Drugmakers whose offerings do not offer any genuine value are going to "literally disappear" over the next decade, according to Roche's chief executive.
Speaking at the FT Pharmaceutical and Biotechnology conference in London, Severin Schwan (pictured) described a three-segment model with highly-innovative companies on one side and generics firm on the other. The number of players in the latter will be reduced through consolidation but the companies in the (middle) third segment, those that offer me-too treatments of "limited differentiation" will be squeezed out of business.
Their disappearance is inevitable, Dr Schwan said, given an environment where payers "will only reward true innovation". In terms of me-toos, he argued "who will pay for that? No money".
He began by saying that "pharma is in a perfect storm", with "the regulators' wind blowing in our face [and] investors breathing down our neck". He noted that payers are under enormous funding constraints while the sector is barely recouping the cost of its R&D spend.
Dr Schwan went on to say that in terms of pricing, there needs to be more differentiation and it has to be linked with actual benefit and real-world data needs to be combined with clinical data. However, on this topic, he asked "who is going to take the lead".
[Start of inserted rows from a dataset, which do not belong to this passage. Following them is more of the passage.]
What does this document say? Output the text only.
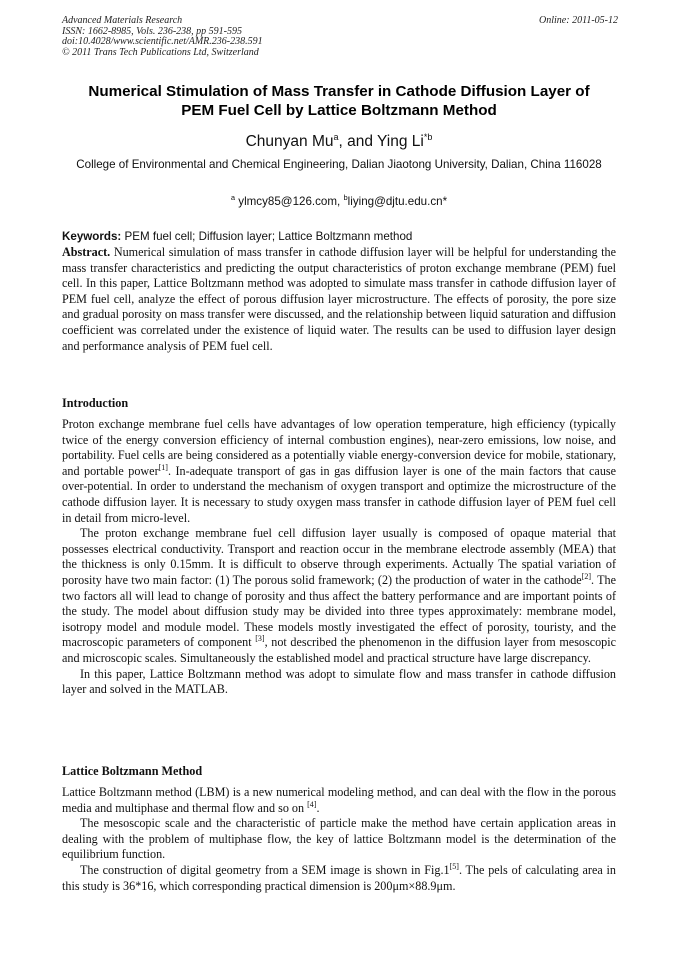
Advanced Materials Research
ISSN: 1662-8985, Vols. 236-238, pp 591-595
doi:10.4028/www.scientific.net/AMR.236-238.591
© 2011 Trans Tech Publications Ltd, Switzerland
Online: 2011-05-12
Numerical Stimulation of Mass Transfer in Cathode Diffusion Layer of
PEM Fuel Cell by Lattice Boltzmann Method
Chunyan Mu$^a$, and Ying Li$^{*b}$
College of Environmental and Chemical Engineering, Dalian Jiaotong University, Dalian, China 116028
$^a$ ylmcy85@126.com, $^b$liying@djtu.edu.cn*
Keywords: PEM fuel cell; Diffusion layer; Lattice Boltzmann method

Abstract. Numerical simulation of mass transfer in cathode diffusion layer will be helpful for understanding the mass transfer characteristics and predicting the output characteristics of proton exchange membrane (PEM) fuel cell. In this paper, Lattice Boltzmann method was adopted to simulate mass transfer in cathode diffusion layer of PEM fuel cell, analyze the effect of porous diffusion layer microstructure. The effects of porosity, the pore size and gradual porosity on mass transfer were discussed, and the relationship between liquid saturation and diffusion coefficient was correlated under the existence of liquid water. The results can be used to diffusion layer design and performance analysis of PEM fuel cell.

Introduction

Proton exchange membrane fuel cells have advantages of low operation temperature, high efficiency (typically twice of the energy conversion efficiency of internal combustion engines), near-zero emissions, low noise, and portability. Fuel cells are being considered as a potentially viable energy-conversion device for mobile, stationary, and portable power[1]. In-adequate transport of gas in gas diffusion layer is one of the main factors that cause over-potential. In order to understand the mechanism of oxygen transport and optimize the microstructure of the cathode diffusion layer. It is necessary to study oxygen mass transfer in cathode diffusion layer of PEM fuel cell in detail from micro-level.

The proton exchange membrane fuel cell diffusion layer usually is composed of opaque material that possesses electrical conductivity. Transport and reaction occur in the membrane electrode assembly (MEA) that the thickness is only 0.15mm. It is difficult to observe through experiments. Actually The spatial variation of porosity have two main factor: (1) The porous solid framework; (2) the production of water in the cathode[2]. The two factors all will lead to change of porosity and thus affect the battery performance and are important points of the study. The model about diffusion study may be divided into three types approximately: membrane model, isotropy model and module model. These models mostly investigated the effect of porosity, touristy, and the macroscopic parameters of component [3], not described the phenomenon in the diffusion layer from mesoscopic and microscopic scales. Simultaneously the established model and practical structure have large discrepancy.

In this paper, Lattice Boltzmann method was adopt to simulate flow and mass transfer in cathode diffusion layer and solved in the MATLAB.

Lattice Boltzmann Method

Lattice Boltzmann method (LBM) is a new numerical modeling method, and can deal with the flow in the porous media and multiphase and thermal flow and so on [4].

The mesoscopic scale and the characteristic of particle make the method have certain application areas in dealing with the problem of multiphase flow, the key of lattice Boltzmann model is the determination of the equilibrium function.

The construction of digital geometry from a SEM image is shown in Fig.1[5]. The pels of calculating area in this study is 36*16, which corresponding practical dimension is 200μm×88.9μm.
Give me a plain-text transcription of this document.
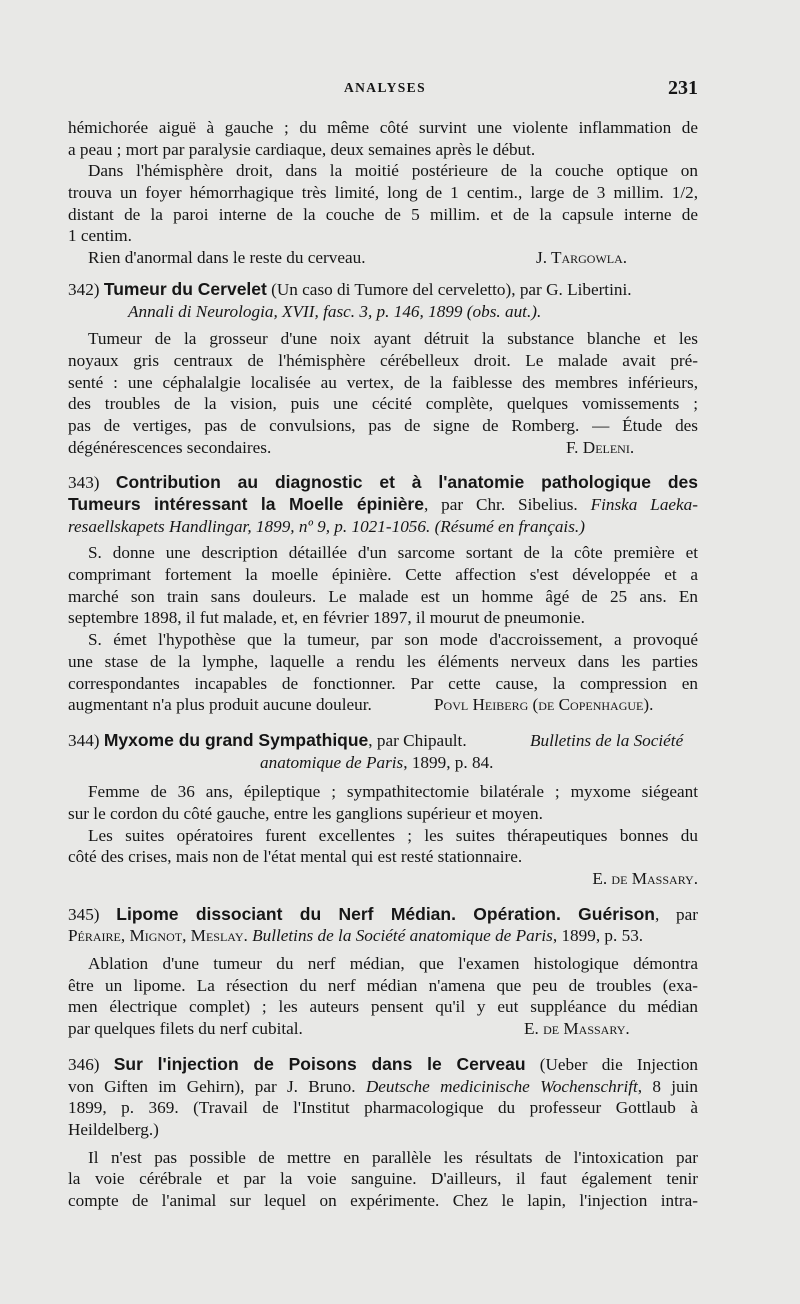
ANALYSES	231
hémichorée aiguë à gauche ; du même côté survint une violente inflammation de
a peau ; mort par paralysie cardiaque, deux semaines après le début.
Dans l'hémisphère droit, dans la moitié postérieure de la couche optique on
trouva un foyer hémorrhagique très limité, long de 1 centim., large de 3 millim. 1/2,
distant de la paroi interne de la couche de 5 millim. et de la capsule interne de
1 centim.
Rien d'anormal dans le reste du cerveau.	J. Targowla.
342) Tumeur du Cervelet (Un caso di Tumore del cerveletto), par G. Libertini.
Annali di Neurologia, XVII, fasc. 3, p. 146, 1899 (obs. aut.).
Tumeur de la grosseur d'une noix ayant détruit la substance blanche et les
noyaux gris centraux de l'hémisphère cérébelleux droit. Le malade avait pré-
senté : une céphalalgie localisée au vertex, de la faiblesse des membres inférieurs,
des troubles de la vision, puis une cécité complète, quelques vomissements ;
pas de vertiges, pas de convulsions, pas de signe de Romberg. — Étude des
dégénérescences secondaires.	F. Deleni.
343) Contribution au diagnostic et à l'anatomie pathologique des
Tumeurs intéressant la Moelle épinière, par Chr. Sibelius. Finska Laeka-
resaellskapets Handlingar, 1899, nº 9, p. 1021-1056. (Résumé en français.)
S. donne une description détaillée d'un sarcome sortant de la côte première et
comprimant fortement la moelle épinière. Cette affection s'est développée et a
marché son train sans douleurs. Le malade est un homme âgé de 25 ans. En
septembre 1898, il fut malade, et, en février 1897, il mourut de pneumonie.
S. émet l'hypothèse que la tumeur, par son mode d'accroissement, a provoqué
une stase de la lymphe, laquelle a rendu les éléments nerveux dans les parties
correspondantes incapables de fonctionner. Par cette cause, la compression en
augmentant n'a plus produit aucune douleur.	Povl Heiberg (de Copenhague).
344) Myxome du grand Sympathique, par Chipault.	Bulletins de la Société
anatomique de Paris, 1899, p. 84.
Femme de 36 ans, épileptique ; sympathitectomie bilatérale ; myxome siégeant
sur le cordon du côté gauche, entre les ganglions supérieur et moyen.
Les suites opératoires furent excellentes ; les suites thérapeutiques bonnes du
côté des crises, mais non de l'état mental qui est resté stationnaire.
E. de Massary.
345) Lipome dissociant du Nerf Médian. Opération. Guérison, par
Péraire, Mignot, Meslay. Bulletins de la Société anatomique de Paris, 1899, p. 53.
Ablation d'une tumeur du nerf médian, que l'examen histologique démontra
être un lipome. La résection du nerf médian n'amena que peu de troubles (exa-
men électrique complet) ; les auteurs pensent qu'il y eut suppléance du médian
par quelques filets du nerf cubital.	E. de Massary.
346) Sur l'injection de Poisons dans le Cerveau (Ueber die Injection
von Giften im Gehirn), par J. Bruno. Deutsche medicinische Wochenschrift, 8 juin
1899, p. 369. (Travail de l'Institut pharmacologique du professeur Gottlaub à
Heildelberg.)
Il n'est pas possible de mettre en parallèle les résultats de l'intoxication par
la voie cérébrale et par la voie sanguine. D'ailleurs, il faut également tenir
compte de l'animal sur lequel on expérimente. Chez le lapin, l'injection intra-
He also spoke of the importance of collaboration but acknowledged that "there is still distrust and both perceived and real conflicts of interest' that can make partnerships among the various stakeholders in healthcare "a real minefield". When asked about Roche's merger-and-acquisition strategy, Dr Schwan said that the firm is only interested in bolt-on deals and stressed the ever-increasing importance of its diagnostics division.